In October 2016 in Morocco, 10 women were arrested for plotting a suicide attack during parliamentary elections, four of which had seemingly married Daesh members in Iraq and Syria over the internet.
Last year, British security services foiled a terror attack on the British Museum in London, and the country’s first all-female terror cell linked to Daesh was arrested and convicted this year. Safaa Boular, a British teenager who went on to marry a Daesh fighter online, was part-radicalised by a female Australian national in Syria.
Women played a variety of roles. They were active in recruiting other women, disseminating propaganda and fund-raising for the ‘caliphate’. In Canada, a female recruiter based in Edmonton who offered an online Quran course reportedly radicalised at least one young woman, and facilitated travel for her to Syria. In Ceuta, Spain, two friends led a ring that recruited other women for Daesh in Iraq and Syria before travelling themselves.
The report cited push-andpull factors for women who travel to Daesh, including feelings of discrimination, persecution or those of not belonging to their society, as well as ideological motivations and efforts by Daesh to portray women’s empowerment. This narrative has played itself out in many countries around the world, including the UK, where in 2015 four schoolgirls from Bethnal Green travelled to Syria to marry Daesh fighters. The loss of the Bethnal Green girls was a severe blow to the Muslim community in East London and a powerful indication of how strong the lure of Daesh could be.
Changing position
After the fall of the so-called caliphate in 2017, the status of many women remains unknown. While Daesh originally restricted roles for women in combat operations, since 2015 there have been increasing indications that their position is changing.

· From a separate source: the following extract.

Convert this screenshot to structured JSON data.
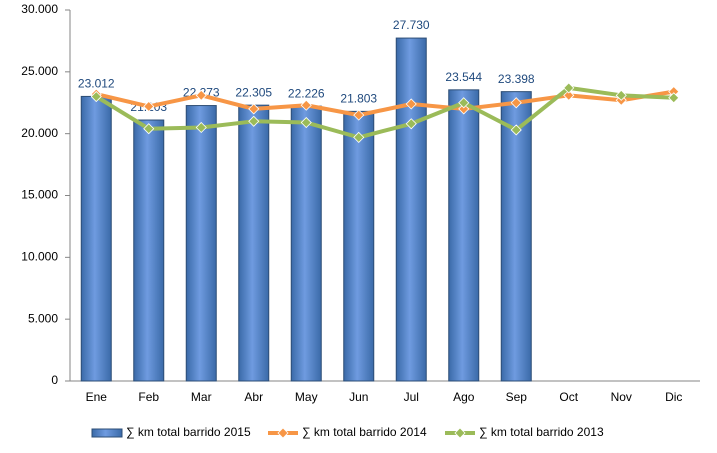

In February this year, for example, Daesh produced and released a video of a woman appearing in combat on the battlefield for the first time alongside male soldiers.
Europol has noted that 96 women were arrested for terrorism-related charges in 2014, 171 in 2015 and 180 in 2016 (though this fell to 123 in 2017).
The report also found that at least 730 infants have been born inside the Daesh’s socalled caliphate to international parents. It drew on figures reported between April 2013 and June 2018 in line with the formal announcement of Daesh by Abu Bakr Al Baghdadi, official government sources and figures, and academic or institutional publications and media reports deemed credible.
The researchers have encouraged governments to work with local regional authorities to identify the location and status of their citizens and ensure they are dealt with in accordance with international law.
They said minors in particular required nuanced consideration, including clear rehabilitative, rather than punitive, policies for those returning.